Price didn’t return a request for an interview this week.
The talks about relocation are happening as the center’s volume of CAD, or computer-aided dispatch, continues to rise. In 2019, the center received a total of 60,279 CAD calls, a 10.7 percent increase from 54,431 in 2018 and a 16.8 increase from 51,604 in 2017.
The growing call volume has put increased pressure on a dispatch center that officials say has been severely understaffed over the years. The city budgets for 18 dispatchers at the center, however, currently there are only eight certified dispatchers working in the department and four others being trained.
The understaffing requires dispatchers to regularly work overtime to fill the required shifts.
“When you’re down that many positions, it’s a lot of overtime for the staff. They are working 12 and 16 hours,” Price told councilors during her budget presentation. “Their voluntary overtime is all (1.5x pay) and once it goes beyond 12 hours of voluntary overtime, it’s double time. Normally we don’t hit that mark all the time, but because we have a lot of overtime, a lot of it is mandated double overtime”

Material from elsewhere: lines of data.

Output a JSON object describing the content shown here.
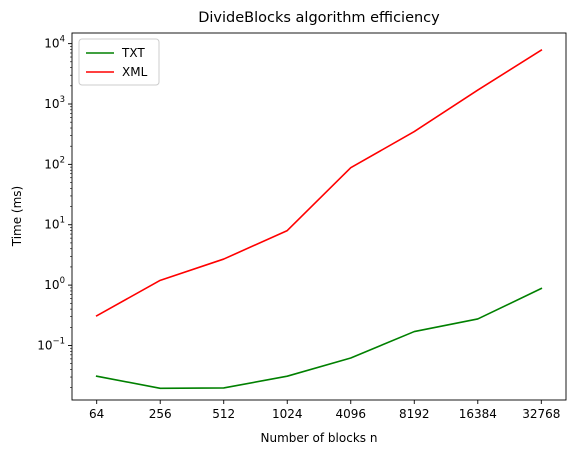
{
  "chart_data": {
    "type": "line",
    "title": "DivideBlocks algorithm efficiency",
    "xlabel": "Number of blocks n",
    "ylabel": "Time (ms)",
    "x_scale": "categorical",
    "y_scale": "log",
    "ylim": [
      0.0125,
      15000
    ],
    "categories": [
      "64",
      "256",
      "512",
      "1024",
      "4096",
      "8192",
      "16384",
      "32768"
    ],
    "y_ticks": [
      {
        "value": 0.1,
        "base": "10",
        "exp": "−1"
      },
      {
        "value": 1,
        "base": "10",
        "exp": "0"
      },
      {
        "value": 10,
        "base": "10",
        "exp": "1"
      },
      {
        "value": 100,
        "base": "10",
        "exp": "2"
      },
      {
        "value": 1000,
        "base": "10",
        "exp": "3"
      },
      {
        "value": 10000,
        "base": "10",
        "exp": "4"
      }
    ],
    "grid": false,
    "legend_position": "top-left",
    "series": [
      {
        "name": "TXT",
        "color": "#008000",
        "values": [
          0.031,
          0.0195,
          0.0198,
          0.031,
          0.062,
          0.17,
          0.275,
          0.88
        ]
      },
      {
        "name": "XML",
        "color": "#ff0000",
        "values": [
          0.31,
          1.2,
          2.7,
          8.0,
          88,
          350,
          1700,
          7800
        ]
      }
    ]
  }
}
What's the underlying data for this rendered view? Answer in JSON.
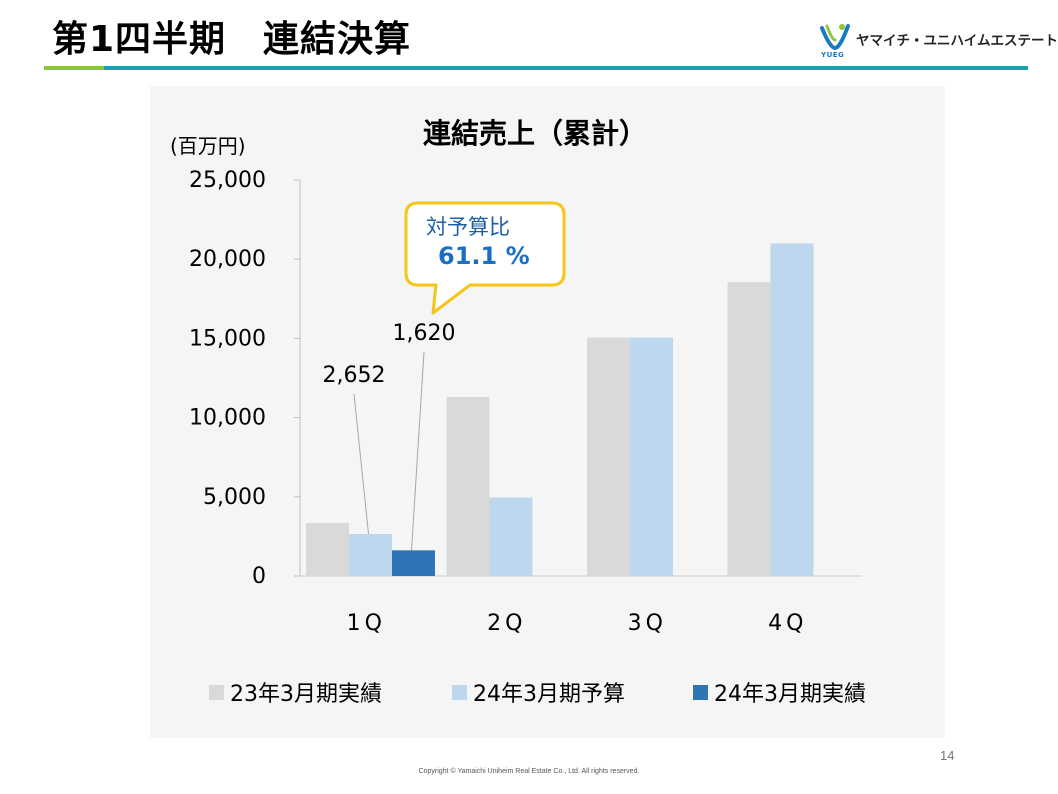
{
  "header": {
    "title": "第1四半期　連結決算",
    "logo_text": "ヤマイチ・ユニハイムエステート",
    "logo_sub": "YUEG",
    "accent_green": "#8dc63f",
    "accent_teal": "#1b9fb0"
  },
  "chart_data": {
    "type": "bar",
    "title": "連結売上（累計）",
    "ylabel": "(百万円)",
    "xlabel": "",
    "ylim": [
      0,
      25000
    ],
    "yticks": [
      0,
      5000,
      10000,
      15000,
      20000,
      25000
    ],
    "ytick_labels": [
      "0",
      "5,000",
      "10,000",
      "15,000",
      "20,000",
      "25,000"
    ],
    "categories": [
      "1Q",
      "2Q",
      "3Q",
      "4Q"
    ],
    "series": [
      {
        "name": "23年3月期実績",
        "color": "#d9d9d9",
        "values": [
          3350,
          11300,
          15050,
          18550
        ]
      },
      {
        "name": "24年3月期予算",
        "color": "#bdd7ee",
        "values": [
          2652,
          4950,
          15050,
          21000
        ]
      },
      {
        "name": "24年3月期実績",
        "color": "#2e75b6",
        "values": [
          1620,
          null,
          null,
          null
        ]
      }
    ],
    "data_labels": [
      {
        "series": 1,
        "category": 0,
        "text": "2,652"
      },
      {
        "series": 2,
        "category": 0,
        "text": "1,620"
      }
    ],
    "callout": {
      "label": "対予算比",
      "value": "61.1 %",
      "border_color": "#f5c518",
      "text_color": "#1f5fa8",
      "value_color": "#1a6fc2"
    },
    "legend_position": "bottom"
  },
  "footer": {
    "page_number": "14",
    "copyright": "Copyright © Yamaichi Uniheim Real Estate Co., Ltd. All rights reserved."
  }
}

The overtime line in Price’s budget request is $425,000, and $408,455 is budgeted for overtime in the current year.
Coon said the center has struggled to recruit and retain dispatchers for several reasons, including that the city pays dispatchers less than most other municipalities and no longer offers a pension to new hires, unlike many other towns.
“People come here and they get certified and then they leave for places with pensions,” Coon said.
Coon has been working with Price, the dispatchers union, and the city’s Human Resources Department on short-, medium-, and long-term solutions to address staffing. One short-term solution under consideration is hiring part-time dispatchers to fill shifts short-term.
“The staffing at the dispatch center is frankly my highest priority and biggest concern staffing-wise in the city,” Coon said. “The numbers of staff are down dramatically and, as a result, you see the overtime number come up. I do not like that relationship.”
The new dispatch center sought by the city will provide more room to expand staffing, Price said. Coon hopes that by the time the project begins, the city will have added dispatchers.